Tale intervento è posto in relazione all’analisi effettuata dal C.d.A. del Fondo sulla sostenibilità finanziaria dello stesso nelle prossime annualità, che saranno caratterizzate da una fuoriuscita consistente di personale per limiti di età, con conseguente diritto alla liquidazione del “Premio di previdenza” e del “Premio aggiuntivo” che il Fondo stesso eroga al momento del collocamento in congedo.
Indubbiamente, posto che il Fondo si alimenta con la citata contribuzione da parte del personale, il blocco delle assunzioni che ha attanagliato il Corpo (e non solo) per alcuni anni ha comportato fisiologicamente una diminuzione delle entrate finanziarie, a fronte di una fuoriuscita in aumento di militari posti in congedo derivante dalla maturazione dei requisiti degli arruolati negli anni ’80, caratterizzati da immissioni massicce di personale.
Nulla quindi di casuale ma una normale conseguenza dell’andamento delle assunzioni e dei congedi che impone, inevitabilmente, interventi correttivi per assicurare anche a chi andrà in congedo nei prossimi anni la liquidazione dei “premi”.
Ma qui sorge il problema di come risolvere l’inevitabile criticità e di quali interventi programmare e adottare.
Se è vero, come è vero, che di fronte a difficoltà rilevanti occorrono spesso scelte coraggiose, per quanto dolorose, personalmente ritengo sia altrettanto vero che una Amministrazione che fonda se stessa principalmente sulle risorse umane debba, in alcuni casi, anche avere il coraggio di non fare la scelta più semplice ma di percorrere la via magari più tortuosa e complessa, se questa può risultare meno afflittiva per il suo personale.
Ed è proprio di questo che stiamo parlando.
Certamente la scelta più semplice, dal punto di vista pratico, sarebbe quella di aumentare la quota di contribuzione da parte degli iscritti, perché comporterebbe una immissione immediata di liquidità, progressivamente anche maggiore con la ripresa massiccia delle assunzioni. Ma la stessa semplicità sotto il profilo pratico non può riconoscersi sotto il profilo dell’equità della misura nei confronti del personale, sul quale impatterebbe in maniera considerevole, rendendola per ciò stesso difficile, in termini di accettazione.
Consapevolmente, scegliere di percorre altre strade per recuperare risorse finanziarie utili alla sostenibilità del Fondo può risultare difficile in termini di certezza del risultato che si vuole raggiungere, ma ritengo che sarebbe più giusto e più rispettoso nei confronti di chi il Fondo stesso alimenta, senza peraltro poterlo “gestire” direttamente.

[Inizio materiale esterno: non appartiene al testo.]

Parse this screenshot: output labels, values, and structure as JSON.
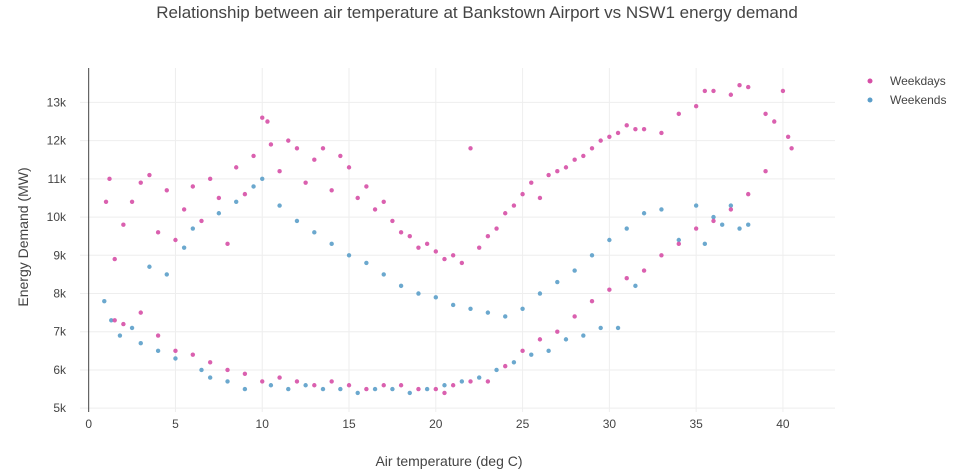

Inoltre, la particolare congiuntura non favorisce nemmeno, a mio parere, la scelta dolorosa di incrementare la quota di contribuzione da parte del personale, da un lato in ragione della oggettiva riduzione del potere di acquisto delle retribuzioni conseguente all’inflazione degli ultimi anni, che già ha messo in difficolta anche le famiglie dei finanzieri, dall’altro in considerazione della prossima apertura del tavolo per il rinnovo contrattuale che ha creato una forte aspettativa nel personale circa la possibilità di recuperare, sia pur marginalmente, quel potere d’acquisto.
Ebbene, non sfugge che l’incremento della percentuale da applicare alla contribuzione per il Fondo potrebbe erodere buona parte dell’aumento stipendiale che ci si auspica di ottenere, così quasi annullandone gli effetti e deprimendo, oltremisura, le aspettative del personale.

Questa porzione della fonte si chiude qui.